Water (Prevention and Control of Pollution) Act, 1974

The Water (Prevention and Control of Pollution) Act was enacted in 1974 to prevent and control water pollution and maintain or restore the wholesomeness of water in the country.


Growing industrialization and urbanization in India led to increased water pollution. The Act was passed to implement legal control mechanisms to combat this critical issue.

Key Provisions

Regulation of Pollutants

The Act aims to regulate discharge of domestic and industrial pollutants into water bodies based on established standards. This applies to streams, inland waters, subterranean waters and sea/tidal waters.

Central and State Pollution Control Boards

The Act provides for the establishment of a Central Pollution Control Board and State Pollution Control Boards to implement its provisions. These boards monitor and control water pollution by conducting investigations, inspections and quality testing.

Consent for Establishment

Industries and local authorities discharging sewage or trade effluents are required to obtain consent from State Pollution Control Boards before establishing any facility. The boards ensure adherence to pollution control norms before providing consent.


Non-compliance attracts fines or imprisonment up to 3 months. Subsequent violations can lead to enhanced penalties and unit closure.

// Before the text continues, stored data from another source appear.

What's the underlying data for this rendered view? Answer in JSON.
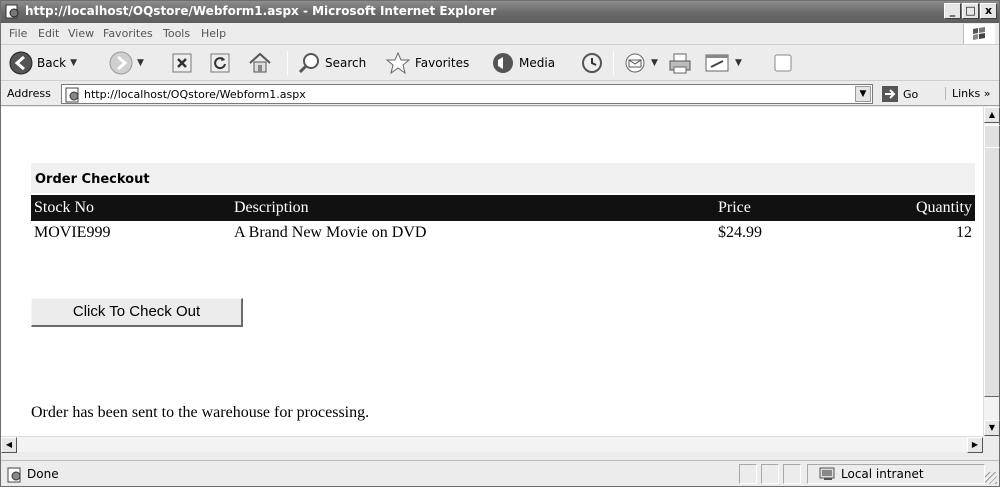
{
  "window": {
    "title": "http://localhost/OQstore/Webform1.aspx - Microsoft Internet Explorer",
    "buttons": [
      "_",
      "□",
      "x"
    ]
  },
  "menu": [
    {
      "label": "File",
      "name": "file"
    },
    {
      "label": "Edit",
      "name": "edit"
    },
    {
      "label": "View",
      "name": "view"
    },
    {
      "label": "Favorites",
      "name": "favorites"
    },
    {
      "label": "Tools",
      "name": "tools"
    },
    {
      "label": "Help",
      "name": "help"
    }
  ],
  "toolbar": {
    "back": "Back",
    "search": "Search",
    "favorites": "Favorites",
    "media": "Media"
  },
  "address": {
    "label": "Address",
    "url": "http://localhost/OQstore/Webform1.aspx",
    "go": "Go",
    "links": "Links"
  },
  "page": {
    "heading": "Order Checkout",
    "columns": [
      "Stock No",
      "Description",
      "Price",
      "Quantity"
    ],
    "rows": [
      {
        "stock_no": "MOVIE999",
        "description": "A Brand New Movie on DVD",
        "price": "$24.99",
        "quantity": "12"
      }
    ],
    "checkout_button": "Click To Check Out",
    "message": "Order has been sent to the warehouse for processing."
  },
  "status": {
    "text": "Done",
    "zone": "Local intranet"
  }
}
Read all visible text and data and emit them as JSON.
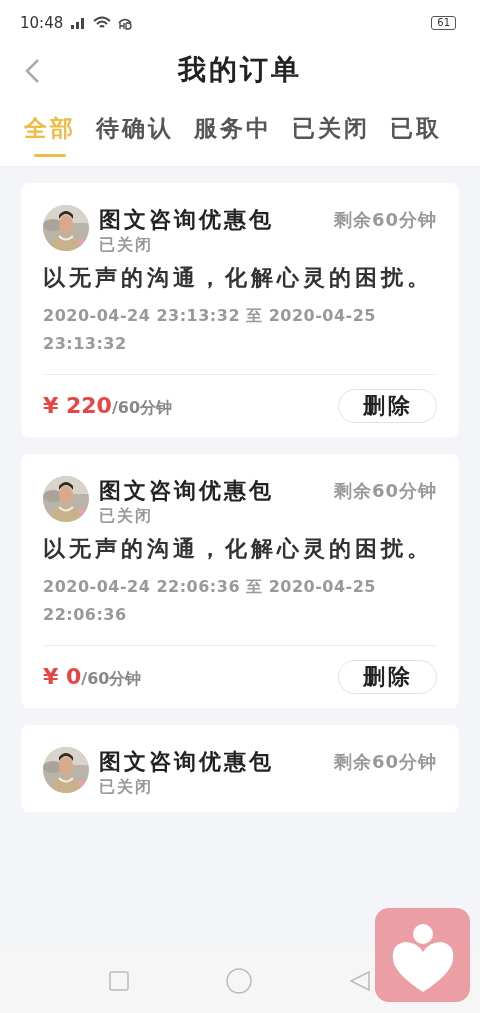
{
  "status_bar": {
    "time": "10:48",
    "battery": "61"
  },
  "header": {
    "title": "我的订单"
  },
  "tabs": [
    {
      "label": "全部",
      "selected": true
    },
    {
      "label": "待确认",
      "selected": false
    },
    {
      "label": "服务中",
      "selected": false
    },
    {
      "label": "已关闭",
      "selected": false
    },
    {
      "label": "已取",
      "selected": false
    }
  ],
  "orders": [
    {
      "title": "图文咨询优惠包",
      "remaining": "剩余60分钟",
      "status": "已关闭",
      "description": "以无声的沟通，化解心灵的困扰。",
      "period": "2020-04-24 23:13:32 至 2020-04-25 23:13:32",
      "currency": "¥",
      "price": "220",
      "unit": "/60分钟",
      "action": "删除"
    },
    {
      "title": "图文咨询优惠包",
      "remaining": "剩余60分钟",
      "status": "已关闭",
      "description": "以无声的沟通，化解心灵的困扰。",
      "period": "2020-04-24 22:06:36 至 2020-04-25 22:06:36",
      "currency": "¥",
      "price": "0",
      "unit": "/60分钟",
      "action": "删除"
    },
    {
      "title": "图文咨询优惠包",
      "remaining": "剩余60分钟",
      "status": "已关闭"
    }
  ]
}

The Act is a pioneering attempt to curb rampant water pollution. However, there are some limitations:

  • Ambiguity in norms and coordination between central and state agencies
  • Lack of integration between prevention and control measures
  • Inadequate penalties and funds for effective implementation

Stronger institutional coordination and monitoring mechanisms are required for the Act to realize its objectives. The penalties should be made more stringent and funding increased to tackle this critical issue effectively.